QUOTE'
" Right now I have it so that the cylinders bottom out at full stroke at the required lift height, which levels the unit perfectly. they just don't bottom out at the same time."
That indicates that the load is not symmetrical. If it were the rams would rise at the same speed.
The idea of double acting cylinders, feed the downstream cylinders from the rod end of the cylinder won't work. That would be an "intensifier. ie., increased pressure from the smaller area, but reduced flow, and where do you get the additional fluid hen you have extended the first cylinder?
A hydraulic loader with 2 cylinders WILL have the same pressure on both cylinders, I don't care how much weight is on one side of the bucket or the other. Guages on both cylinders will read the same, as they are plumbed in parallel, teed to feed both cylinders. If one ram has leaky cups, both will drop in synch. If your valves close off both advance and retract, then, no, the cylinders will not lose pressure, as there is no place for the leakage past the cups to go
My company lifted 500 ton turbo generators with centralized Enerpac, and they lifted evenly. BUT, the 4 corners were uniform in weight.
"You then would use 4 pilot operated check valves to resynch the single acting cylinder at the top of the stroke. I.e. one cylinder is leading the other three, it hits the end of its stroke, the pressure rises in the line, then the check valve opens to allow the fluid to drain back to tank until the other three meet the end of their stroke."
" it hits the end of its stroke, the pressure rises in the line, then the check valve opens to allow the fluid to drain back to tank ."
That is impossible. The pressure cannot rise in that line, if they are all in parallel. The same pressure on all 4. IF one ram were smaller area, it would lift quicker, but the pressure on all 4 will be the same, and in an hydraulic system, you do not dump fluid from one cylinder to allow the others to catch up. If you DID have a valve open on a common rail system, as you are describing, if your "check valve" opened, you would lose pressure to all you cylinders. One is faster than the others, and I think you are referring to something called, properly, a "buffer valve", if it opens, system pressure falls off, you quit lifting, simply dump back to the reservoir.
JWaldo,
Also known as a "Walking Beam" conveyor. We had them to move 35 ton coils into the Pickle Line infeed.Couple hundred year old idea. Nothing new under the Sun, though we might just dream up what we never saw. Re-invent the wheel.

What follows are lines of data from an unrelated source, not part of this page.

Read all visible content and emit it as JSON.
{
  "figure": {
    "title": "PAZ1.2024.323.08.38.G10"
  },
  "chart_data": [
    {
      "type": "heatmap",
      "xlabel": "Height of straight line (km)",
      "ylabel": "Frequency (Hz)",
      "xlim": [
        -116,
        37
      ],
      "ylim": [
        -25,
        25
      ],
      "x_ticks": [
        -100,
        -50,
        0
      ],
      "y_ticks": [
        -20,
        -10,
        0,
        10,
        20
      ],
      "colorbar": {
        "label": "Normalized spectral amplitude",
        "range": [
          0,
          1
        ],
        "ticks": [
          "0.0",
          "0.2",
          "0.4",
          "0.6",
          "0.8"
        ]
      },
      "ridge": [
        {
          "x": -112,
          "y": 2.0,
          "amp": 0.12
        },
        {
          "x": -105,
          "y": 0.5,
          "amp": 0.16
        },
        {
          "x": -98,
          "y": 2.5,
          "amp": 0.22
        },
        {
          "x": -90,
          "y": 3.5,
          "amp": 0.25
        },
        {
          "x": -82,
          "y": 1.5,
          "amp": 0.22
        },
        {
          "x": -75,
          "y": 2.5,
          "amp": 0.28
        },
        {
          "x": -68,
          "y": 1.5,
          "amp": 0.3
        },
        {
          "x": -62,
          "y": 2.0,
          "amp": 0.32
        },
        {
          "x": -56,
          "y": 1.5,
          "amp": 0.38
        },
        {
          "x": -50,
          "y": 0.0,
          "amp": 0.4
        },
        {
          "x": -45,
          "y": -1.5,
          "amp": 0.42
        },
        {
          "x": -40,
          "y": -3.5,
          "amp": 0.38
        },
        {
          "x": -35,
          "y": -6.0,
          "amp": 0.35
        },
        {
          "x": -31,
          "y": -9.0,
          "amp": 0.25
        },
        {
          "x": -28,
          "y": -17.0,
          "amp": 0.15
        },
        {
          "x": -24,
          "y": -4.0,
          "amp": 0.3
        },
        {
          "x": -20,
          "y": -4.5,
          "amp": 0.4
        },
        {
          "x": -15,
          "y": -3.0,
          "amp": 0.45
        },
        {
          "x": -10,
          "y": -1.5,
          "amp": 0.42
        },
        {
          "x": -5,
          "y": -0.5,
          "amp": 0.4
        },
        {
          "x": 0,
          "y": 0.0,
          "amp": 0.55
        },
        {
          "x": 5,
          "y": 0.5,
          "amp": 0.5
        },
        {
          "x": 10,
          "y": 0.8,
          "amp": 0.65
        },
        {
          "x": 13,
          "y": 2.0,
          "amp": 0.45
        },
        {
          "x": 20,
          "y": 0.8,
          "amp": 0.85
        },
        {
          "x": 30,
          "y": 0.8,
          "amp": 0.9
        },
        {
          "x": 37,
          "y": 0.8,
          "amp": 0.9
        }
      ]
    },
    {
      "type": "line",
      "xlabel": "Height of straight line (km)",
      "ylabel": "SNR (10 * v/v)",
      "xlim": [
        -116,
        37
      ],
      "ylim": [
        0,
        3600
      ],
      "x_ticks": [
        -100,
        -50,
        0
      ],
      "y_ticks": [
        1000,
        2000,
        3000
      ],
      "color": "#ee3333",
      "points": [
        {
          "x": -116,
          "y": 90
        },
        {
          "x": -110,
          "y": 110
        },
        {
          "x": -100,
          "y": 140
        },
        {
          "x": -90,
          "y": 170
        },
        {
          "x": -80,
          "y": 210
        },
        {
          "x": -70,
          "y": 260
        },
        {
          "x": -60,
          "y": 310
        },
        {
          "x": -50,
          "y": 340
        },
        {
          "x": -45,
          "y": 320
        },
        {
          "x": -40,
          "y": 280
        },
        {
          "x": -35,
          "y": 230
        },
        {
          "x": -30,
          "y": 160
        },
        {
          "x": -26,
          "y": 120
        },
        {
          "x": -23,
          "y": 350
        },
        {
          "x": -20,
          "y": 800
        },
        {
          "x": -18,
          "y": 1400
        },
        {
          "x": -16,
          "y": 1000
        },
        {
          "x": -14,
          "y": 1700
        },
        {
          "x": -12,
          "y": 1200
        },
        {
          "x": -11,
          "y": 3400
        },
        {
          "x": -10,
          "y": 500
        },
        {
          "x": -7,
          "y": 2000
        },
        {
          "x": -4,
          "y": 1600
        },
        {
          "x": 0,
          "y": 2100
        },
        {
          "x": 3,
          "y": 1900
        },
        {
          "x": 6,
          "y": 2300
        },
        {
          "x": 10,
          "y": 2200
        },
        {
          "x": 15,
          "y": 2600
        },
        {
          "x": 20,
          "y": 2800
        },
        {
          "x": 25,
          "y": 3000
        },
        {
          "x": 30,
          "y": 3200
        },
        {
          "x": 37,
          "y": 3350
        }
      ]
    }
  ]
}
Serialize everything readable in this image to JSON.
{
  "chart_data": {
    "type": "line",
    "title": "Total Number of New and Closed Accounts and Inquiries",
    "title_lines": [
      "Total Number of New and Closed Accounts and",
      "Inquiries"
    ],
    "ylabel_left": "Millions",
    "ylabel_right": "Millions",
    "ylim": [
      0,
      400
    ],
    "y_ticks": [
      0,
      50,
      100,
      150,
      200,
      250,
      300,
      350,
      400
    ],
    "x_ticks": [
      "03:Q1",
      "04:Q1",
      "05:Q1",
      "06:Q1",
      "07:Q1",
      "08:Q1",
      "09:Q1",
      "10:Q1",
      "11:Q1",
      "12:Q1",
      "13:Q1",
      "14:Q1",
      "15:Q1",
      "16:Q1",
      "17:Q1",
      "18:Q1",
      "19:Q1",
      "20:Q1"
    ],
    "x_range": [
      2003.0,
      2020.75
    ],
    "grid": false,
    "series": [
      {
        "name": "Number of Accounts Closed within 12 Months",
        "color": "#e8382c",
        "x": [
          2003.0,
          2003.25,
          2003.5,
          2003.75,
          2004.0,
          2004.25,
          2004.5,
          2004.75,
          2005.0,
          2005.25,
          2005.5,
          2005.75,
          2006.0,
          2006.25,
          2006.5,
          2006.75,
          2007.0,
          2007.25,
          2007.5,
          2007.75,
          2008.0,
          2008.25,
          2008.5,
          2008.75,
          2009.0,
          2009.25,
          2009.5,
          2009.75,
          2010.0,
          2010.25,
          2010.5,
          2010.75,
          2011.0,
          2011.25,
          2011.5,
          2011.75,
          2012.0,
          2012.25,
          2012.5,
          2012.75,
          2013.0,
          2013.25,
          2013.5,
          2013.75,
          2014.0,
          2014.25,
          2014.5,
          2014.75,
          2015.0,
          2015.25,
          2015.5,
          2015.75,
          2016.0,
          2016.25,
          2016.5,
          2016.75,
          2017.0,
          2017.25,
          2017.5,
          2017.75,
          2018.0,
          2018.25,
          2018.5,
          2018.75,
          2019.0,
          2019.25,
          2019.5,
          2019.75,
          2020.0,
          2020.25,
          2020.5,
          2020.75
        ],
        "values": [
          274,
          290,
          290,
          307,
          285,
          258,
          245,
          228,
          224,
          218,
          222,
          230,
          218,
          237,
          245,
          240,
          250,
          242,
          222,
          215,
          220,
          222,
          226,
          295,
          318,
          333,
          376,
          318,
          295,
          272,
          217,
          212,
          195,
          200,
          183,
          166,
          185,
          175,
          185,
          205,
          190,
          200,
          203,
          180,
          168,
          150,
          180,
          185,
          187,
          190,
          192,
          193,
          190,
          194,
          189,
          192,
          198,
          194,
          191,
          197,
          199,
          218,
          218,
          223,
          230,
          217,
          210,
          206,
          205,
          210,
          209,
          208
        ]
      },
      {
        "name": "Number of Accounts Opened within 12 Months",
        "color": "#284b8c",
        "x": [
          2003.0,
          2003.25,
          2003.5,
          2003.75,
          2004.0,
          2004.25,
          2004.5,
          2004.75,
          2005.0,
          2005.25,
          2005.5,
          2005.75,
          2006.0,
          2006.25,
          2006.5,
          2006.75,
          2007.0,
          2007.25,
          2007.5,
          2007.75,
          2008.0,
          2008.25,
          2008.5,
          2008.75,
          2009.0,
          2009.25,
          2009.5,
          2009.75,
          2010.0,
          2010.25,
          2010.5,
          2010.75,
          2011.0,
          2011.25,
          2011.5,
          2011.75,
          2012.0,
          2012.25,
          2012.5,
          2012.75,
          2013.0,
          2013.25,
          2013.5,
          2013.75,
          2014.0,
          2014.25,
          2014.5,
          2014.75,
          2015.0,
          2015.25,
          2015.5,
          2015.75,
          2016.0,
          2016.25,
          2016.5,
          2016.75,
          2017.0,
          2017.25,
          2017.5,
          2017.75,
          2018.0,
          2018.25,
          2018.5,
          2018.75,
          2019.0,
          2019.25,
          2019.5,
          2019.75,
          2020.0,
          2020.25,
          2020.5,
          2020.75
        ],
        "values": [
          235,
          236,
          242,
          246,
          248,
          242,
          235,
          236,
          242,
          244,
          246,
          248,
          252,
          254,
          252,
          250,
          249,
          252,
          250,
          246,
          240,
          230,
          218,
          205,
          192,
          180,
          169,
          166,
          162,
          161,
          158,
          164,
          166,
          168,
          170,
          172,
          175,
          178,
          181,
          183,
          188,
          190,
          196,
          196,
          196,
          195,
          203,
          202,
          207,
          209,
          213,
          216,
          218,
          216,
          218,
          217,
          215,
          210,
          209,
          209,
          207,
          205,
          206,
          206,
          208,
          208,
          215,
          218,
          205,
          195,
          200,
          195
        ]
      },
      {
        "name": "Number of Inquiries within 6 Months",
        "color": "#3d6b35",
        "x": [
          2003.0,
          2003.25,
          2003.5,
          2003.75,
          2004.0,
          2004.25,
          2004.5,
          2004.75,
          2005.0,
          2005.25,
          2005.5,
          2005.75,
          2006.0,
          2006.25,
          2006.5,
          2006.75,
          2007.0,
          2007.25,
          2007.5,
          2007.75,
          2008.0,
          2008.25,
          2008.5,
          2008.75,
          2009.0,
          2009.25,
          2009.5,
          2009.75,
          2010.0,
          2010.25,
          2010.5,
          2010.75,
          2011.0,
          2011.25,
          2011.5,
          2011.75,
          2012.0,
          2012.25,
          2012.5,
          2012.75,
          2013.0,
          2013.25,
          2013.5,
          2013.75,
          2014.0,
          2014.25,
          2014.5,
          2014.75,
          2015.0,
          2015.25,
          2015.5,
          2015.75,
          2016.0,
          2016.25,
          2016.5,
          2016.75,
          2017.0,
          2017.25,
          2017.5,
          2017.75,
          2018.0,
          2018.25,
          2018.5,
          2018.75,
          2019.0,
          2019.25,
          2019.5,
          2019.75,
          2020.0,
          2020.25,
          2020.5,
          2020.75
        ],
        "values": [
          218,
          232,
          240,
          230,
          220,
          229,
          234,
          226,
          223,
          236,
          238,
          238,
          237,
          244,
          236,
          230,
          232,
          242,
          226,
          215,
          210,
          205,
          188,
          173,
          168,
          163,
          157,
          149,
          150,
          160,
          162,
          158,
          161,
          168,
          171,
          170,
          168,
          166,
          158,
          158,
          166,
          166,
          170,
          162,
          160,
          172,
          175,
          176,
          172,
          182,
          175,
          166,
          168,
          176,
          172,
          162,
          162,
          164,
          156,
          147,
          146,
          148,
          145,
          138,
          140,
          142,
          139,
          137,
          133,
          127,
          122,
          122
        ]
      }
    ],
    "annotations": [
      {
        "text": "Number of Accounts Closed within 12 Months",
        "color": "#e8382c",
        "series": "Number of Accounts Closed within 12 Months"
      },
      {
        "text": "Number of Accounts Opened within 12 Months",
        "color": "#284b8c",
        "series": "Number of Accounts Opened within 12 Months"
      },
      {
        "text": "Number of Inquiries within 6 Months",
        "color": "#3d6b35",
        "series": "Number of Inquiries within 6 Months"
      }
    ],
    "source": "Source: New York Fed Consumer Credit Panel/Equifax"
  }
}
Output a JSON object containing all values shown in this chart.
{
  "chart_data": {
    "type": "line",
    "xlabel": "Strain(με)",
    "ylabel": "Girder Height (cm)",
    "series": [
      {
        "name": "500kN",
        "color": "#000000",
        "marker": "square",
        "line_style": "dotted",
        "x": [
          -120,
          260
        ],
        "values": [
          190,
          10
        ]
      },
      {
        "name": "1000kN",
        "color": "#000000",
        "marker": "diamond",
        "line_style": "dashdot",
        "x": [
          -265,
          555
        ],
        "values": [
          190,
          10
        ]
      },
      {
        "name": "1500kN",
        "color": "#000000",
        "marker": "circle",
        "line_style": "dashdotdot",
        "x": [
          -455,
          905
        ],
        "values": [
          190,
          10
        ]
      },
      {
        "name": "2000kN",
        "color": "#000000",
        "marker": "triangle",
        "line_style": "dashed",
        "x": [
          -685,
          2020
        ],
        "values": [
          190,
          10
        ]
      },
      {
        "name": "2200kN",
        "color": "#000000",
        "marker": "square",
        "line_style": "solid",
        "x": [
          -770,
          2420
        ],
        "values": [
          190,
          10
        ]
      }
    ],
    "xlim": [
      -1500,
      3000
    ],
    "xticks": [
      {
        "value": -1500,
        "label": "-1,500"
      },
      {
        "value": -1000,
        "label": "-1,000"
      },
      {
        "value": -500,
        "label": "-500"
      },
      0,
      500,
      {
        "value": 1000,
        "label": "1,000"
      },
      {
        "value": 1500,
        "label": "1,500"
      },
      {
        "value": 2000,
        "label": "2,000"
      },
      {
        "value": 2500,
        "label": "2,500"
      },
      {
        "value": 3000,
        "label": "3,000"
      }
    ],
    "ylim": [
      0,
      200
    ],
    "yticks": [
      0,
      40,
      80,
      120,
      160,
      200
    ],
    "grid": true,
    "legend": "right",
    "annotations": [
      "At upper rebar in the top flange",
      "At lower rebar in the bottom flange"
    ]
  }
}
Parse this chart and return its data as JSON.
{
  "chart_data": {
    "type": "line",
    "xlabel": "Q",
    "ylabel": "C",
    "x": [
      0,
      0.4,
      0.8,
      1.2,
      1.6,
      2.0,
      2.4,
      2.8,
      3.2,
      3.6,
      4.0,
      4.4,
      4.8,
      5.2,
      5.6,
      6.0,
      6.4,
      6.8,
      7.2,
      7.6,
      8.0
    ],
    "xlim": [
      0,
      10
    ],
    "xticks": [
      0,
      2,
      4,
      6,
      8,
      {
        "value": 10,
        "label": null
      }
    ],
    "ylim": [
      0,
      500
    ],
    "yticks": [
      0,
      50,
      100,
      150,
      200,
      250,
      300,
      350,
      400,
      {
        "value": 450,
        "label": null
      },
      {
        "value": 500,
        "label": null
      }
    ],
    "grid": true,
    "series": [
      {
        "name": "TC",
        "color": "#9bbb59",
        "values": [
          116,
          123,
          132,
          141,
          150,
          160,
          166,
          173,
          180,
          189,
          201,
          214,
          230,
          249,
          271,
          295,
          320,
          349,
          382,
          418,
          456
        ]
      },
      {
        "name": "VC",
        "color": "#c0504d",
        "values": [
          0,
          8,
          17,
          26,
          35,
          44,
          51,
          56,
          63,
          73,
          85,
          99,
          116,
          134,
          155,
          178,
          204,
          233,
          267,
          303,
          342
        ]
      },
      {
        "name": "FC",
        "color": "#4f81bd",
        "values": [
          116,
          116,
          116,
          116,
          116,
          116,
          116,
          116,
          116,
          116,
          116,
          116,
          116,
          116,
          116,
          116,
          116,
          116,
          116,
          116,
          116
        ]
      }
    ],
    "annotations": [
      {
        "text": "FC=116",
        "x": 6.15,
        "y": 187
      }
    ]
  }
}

"There isn't any cheap and simple way to synchronize four hydraulic cylinders.'
Bullshit! 4 identical cylinders ARE self synchronizing. Even IF one is dumping fluid past the cup and all over the deck, all 4 will have the same pressure in them, and I have had a LOT of "professionally rebuilt" AND new Enerpac rams, 100 ton, leak like hell on first use trying to lift the corner of a 400 ton weight, not capacity, EOT. Carry that sumbitch down 60 feet, get another and hope that one will see the job through.
Hydraulic lifting devices were much better when there was competition. Now, I think Enerpac has gobbled them all up, take it or leave it.
I have been involved in hydraulics since 1962. School, even. And we have people who want to conjure up mechanical contraptions, OR tell you it will cost 5 figures to lift half a ton 3 inches. Airbags, 500 each? Can't get the air in each one the same pressure? One corner lifts quicker? Back to Square One.
Scissors like mechanical device? 500 pounds? How do you lift it high enough to get a 1 piece lifter under it? 2 devices, split, how do you lift each side to install? Pinch bar? Then a chain or something to drive them both. Synchronized? Fat chance.
I have said my piece. Your original idea is the best solution.